2 out of 5 stars low-brow and predictable   September 15, 2005
Well, it looks as though anyone who gives this movie a bad rating is bound to get a bunch of unhelpful votes, but the fact of the matter is that Bats is a bad movie. It's the type of movie that's been made umpteen times before: there's some major crisis, a rag-tag group sets out to solve the crisis (often in defiance of inept authorities), but with all the odds stacked against them it looks mighty certain that they're going to fail, but just in the nick of time they pull it off. In short, this is a low-brow, predictable movie.
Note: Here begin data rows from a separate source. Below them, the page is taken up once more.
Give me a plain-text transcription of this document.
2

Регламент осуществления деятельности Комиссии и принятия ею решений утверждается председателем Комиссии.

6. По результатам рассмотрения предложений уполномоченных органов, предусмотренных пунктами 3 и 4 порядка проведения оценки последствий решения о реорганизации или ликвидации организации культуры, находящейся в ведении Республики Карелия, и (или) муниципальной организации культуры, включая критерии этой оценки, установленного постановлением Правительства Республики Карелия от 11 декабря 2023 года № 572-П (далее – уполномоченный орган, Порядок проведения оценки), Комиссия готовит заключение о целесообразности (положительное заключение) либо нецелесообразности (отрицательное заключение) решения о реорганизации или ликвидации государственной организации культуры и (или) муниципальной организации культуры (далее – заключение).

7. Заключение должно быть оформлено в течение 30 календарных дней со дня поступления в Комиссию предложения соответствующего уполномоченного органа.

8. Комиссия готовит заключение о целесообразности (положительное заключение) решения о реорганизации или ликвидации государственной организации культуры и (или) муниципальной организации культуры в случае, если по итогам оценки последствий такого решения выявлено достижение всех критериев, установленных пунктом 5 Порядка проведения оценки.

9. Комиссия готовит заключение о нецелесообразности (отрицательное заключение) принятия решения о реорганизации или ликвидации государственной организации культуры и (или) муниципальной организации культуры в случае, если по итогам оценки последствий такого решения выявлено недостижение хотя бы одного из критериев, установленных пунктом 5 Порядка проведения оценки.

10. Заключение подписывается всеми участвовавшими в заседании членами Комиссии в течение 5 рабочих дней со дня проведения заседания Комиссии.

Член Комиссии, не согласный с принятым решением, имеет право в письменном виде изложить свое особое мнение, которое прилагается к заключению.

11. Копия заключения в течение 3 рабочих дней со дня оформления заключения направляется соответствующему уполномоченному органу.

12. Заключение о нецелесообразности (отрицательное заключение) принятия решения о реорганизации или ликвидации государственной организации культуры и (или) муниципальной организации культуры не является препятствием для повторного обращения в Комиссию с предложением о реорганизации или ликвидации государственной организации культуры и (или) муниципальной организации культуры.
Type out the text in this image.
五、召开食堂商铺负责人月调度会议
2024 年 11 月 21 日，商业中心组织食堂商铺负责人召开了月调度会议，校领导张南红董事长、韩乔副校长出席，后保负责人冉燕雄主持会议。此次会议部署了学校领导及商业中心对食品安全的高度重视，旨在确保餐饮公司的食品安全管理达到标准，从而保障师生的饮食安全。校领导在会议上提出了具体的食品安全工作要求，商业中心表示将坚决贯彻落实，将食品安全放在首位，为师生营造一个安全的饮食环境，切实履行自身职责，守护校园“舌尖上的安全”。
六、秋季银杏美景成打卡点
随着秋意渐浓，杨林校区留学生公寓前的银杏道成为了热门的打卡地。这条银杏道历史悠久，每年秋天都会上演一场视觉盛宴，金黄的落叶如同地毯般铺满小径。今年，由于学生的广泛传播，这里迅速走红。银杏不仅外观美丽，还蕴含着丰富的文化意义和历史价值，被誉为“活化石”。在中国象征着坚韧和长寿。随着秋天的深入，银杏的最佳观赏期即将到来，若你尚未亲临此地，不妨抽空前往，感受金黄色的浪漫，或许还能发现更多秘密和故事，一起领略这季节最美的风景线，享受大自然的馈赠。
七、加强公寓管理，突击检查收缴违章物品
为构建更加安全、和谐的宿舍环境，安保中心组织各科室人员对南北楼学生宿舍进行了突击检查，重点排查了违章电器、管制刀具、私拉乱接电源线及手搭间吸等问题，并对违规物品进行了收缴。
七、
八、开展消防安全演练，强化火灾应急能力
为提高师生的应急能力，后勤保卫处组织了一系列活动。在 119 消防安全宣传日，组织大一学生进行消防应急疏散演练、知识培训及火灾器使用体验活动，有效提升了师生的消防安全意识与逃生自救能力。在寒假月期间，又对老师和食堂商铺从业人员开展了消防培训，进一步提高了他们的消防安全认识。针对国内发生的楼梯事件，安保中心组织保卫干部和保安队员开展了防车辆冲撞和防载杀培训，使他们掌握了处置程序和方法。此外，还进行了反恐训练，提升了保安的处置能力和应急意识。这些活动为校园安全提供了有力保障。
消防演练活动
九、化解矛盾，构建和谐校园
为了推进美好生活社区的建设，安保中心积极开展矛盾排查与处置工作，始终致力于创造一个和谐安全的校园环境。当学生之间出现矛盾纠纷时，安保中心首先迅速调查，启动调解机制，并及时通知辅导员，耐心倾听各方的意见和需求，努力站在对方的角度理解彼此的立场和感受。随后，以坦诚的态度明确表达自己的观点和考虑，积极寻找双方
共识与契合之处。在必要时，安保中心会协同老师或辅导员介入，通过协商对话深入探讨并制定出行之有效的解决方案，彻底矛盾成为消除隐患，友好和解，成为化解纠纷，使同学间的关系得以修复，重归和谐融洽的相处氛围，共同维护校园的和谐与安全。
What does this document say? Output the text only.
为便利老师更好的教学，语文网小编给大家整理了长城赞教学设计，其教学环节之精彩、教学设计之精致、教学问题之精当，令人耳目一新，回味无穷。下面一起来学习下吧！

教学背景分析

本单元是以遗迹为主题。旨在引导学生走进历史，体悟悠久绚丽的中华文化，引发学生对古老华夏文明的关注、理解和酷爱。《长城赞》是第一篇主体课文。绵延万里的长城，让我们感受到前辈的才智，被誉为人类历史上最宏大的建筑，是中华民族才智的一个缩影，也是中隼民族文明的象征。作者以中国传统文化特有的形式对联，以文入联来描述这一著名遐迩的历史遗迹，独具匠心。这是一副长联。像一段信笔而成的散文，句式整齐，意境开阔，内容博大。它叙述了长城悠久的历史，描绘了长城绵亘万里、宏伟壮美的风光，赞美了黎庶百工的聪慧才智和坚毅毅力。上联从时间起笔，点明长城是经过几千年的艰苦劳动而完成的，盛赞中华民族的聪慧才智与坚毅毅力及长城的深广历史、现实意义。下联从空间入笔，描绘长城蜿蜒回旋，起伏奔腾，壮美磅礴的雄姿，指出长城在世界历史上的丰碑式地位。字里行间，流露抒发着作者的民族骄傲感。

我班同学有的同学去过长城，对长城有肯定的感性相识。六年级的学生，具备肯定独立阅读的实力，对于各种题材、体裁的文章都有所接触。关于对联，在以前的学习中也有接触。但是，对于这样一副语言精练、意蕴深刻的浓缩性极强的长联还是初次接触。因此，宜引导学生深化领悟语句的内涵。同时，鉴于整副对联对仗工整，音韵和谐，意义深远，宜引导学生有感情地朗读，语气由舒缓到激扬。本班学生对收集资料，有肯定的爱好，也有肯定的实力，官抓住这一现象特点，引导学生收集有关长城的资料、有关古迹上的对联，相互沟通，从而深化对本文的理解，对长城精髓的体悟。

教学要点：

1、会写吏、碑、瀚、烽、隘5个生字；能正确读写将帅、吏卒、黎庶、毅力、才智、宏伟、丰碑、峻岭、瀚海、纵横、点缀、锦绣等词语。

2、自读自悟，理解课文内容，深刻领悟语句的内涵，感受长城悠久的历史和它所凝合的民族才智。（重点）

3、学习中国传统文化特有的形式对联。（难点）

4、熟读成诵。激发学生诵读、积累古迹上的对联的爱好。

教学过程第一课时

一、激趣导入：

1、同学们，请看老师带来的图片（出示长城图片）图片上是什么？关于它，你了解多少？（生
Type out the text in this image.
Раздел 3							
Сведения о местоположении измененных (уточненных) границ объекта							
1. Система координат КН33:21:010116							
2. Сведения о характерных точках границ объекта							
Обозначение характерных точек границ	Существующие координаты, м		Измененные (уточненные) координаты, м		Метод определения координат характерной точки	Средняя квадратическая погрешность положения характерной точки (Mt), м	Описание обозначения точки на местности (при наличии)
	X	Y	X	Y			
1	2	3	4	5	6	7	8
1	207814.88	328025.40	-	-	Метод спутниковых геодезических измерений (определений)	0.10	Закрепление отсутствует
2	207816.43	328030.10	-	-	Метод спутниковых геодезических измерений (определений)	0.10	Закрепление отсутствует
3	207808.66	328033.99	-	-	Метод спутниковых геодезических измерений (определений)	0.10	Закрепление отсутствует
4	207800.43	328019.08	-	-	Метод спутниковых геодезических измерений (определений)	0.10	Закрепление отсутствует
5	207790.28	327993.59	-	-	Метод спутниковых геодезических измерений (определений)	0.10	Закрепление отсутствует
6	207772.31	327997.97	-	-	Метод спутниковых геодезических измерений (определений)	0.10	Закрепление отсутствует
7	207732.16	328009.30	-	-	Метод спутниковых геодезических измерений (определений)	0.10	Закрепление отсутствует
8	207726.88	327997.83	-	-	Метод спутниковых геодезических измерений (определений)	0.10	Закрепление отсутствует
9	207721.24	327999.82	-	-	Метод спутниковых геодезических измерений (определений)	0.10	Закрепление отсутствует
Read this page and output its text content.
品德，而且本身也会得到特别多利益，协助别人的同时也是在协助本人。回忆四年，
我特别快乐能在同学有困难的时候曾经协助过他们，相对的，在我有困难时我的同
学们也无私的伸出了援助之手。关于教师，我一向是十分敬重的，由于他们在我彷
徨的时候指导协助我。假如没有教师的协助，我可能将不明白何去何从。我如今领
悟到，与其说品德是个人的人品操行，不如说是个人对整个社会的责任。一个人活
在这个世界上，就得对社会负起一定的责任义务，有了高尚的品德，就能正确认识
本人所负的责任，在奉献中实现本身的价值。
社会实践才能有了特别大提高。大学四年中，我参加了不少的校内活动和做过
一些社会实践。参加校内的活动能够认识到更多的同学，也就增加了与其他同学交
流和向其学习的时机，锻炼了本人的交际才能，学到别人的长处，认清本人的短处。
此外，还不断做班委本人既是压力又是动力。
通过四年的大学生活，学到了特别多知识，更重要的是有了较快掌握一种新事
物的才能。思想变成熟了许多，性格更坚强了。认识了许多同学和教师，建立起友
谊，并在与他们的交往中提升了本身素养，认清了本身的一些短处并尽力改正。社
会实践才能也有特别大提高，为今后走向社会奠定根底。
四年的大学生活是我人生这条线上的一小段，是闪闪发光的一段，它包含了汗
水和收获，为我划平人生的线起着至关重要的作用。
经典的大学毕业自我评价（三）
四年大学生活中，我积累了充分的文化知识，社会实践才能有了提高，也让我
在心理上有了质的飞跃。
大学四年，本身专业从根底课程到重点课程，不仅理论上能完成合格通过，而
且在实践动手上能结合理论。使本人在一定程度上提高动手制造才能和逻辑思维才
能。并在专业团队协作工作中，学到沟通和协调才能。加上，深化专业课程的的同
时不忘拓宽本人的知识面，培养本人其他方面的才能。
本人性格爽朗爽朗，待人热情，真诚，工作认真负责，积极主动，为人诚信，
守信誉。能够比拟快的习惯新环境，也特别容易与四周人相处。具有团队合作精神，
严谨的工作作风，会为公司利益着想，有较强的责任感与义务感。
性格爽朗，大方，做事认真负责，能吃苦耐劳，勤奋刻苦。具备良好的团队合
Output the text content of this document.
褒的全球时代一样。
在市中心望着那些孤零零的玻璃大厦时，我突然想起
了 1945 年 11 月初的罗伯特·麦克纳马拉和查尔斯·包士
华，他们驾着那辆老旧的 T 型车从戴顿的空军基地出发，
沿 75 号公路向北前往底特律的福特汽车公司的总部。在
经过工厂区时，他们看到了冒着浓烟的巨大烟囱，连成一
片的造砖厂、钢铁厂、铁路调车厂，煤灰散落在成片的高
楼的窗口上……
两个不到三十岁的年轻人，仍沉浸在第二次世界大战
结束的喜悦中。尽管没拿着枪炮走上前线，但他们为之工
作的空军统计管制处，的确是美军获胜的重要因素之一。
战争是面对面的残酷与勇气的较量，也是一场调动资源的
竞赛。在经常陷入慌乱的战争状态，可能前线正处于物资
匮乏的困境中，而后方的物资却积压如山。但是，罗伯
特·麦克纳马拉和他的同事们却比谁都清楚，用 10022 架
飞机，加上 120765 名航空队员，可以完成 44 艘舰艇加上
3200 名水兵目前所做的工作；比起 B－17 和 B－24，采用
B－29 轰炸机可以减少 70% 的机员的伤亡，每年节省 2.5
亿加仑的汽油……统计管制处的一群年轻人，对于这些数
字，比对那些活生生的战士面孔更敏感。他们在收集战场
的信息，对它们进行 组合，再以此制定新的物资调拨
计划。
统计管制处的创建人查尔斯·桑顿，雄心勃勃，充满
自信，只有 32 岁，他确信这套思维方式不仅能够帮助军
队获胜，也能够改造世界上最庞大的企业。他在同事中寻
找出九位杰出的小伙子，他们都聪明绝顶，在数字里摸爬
Granted, it could have been worse--the production quality was okay and it was somewhat enntertaining--but in the end it is still a bad movie.


5 out of 5 stars i'm shocked at how low the movie is rated from other reviews   September 11, 2005
  2 out of 2 found this review helpful

This is fun, fun film that's worth having fun with it despite many of the reviews to the contrary. I enjoyed the cheesy aspect of this film, it's almost classic watching Lou Diamond Philips shoot bats. It's in vein of They Live and movies of fun campy nature. Don't let the low rating fool you see it to enjoy it.


2 out of 5 stars Bad bat, bad! (But fun...)   January 18, 2005
Scientist Sheila Casper (Dina Meyer) works in rural Texas with the local sheriff Emmett Kimsey (Lou Diamond Phillips, donning a drawl) to stop the spread of genetically mutated bats. Sheila is a bona fide bat-lover, so she does everything in her power to ensure the little bloodsuckers don't come to any harm - but the trigger-happy U.S. Army has very deadly plans for the winged menaces. A guilty pleasure... once.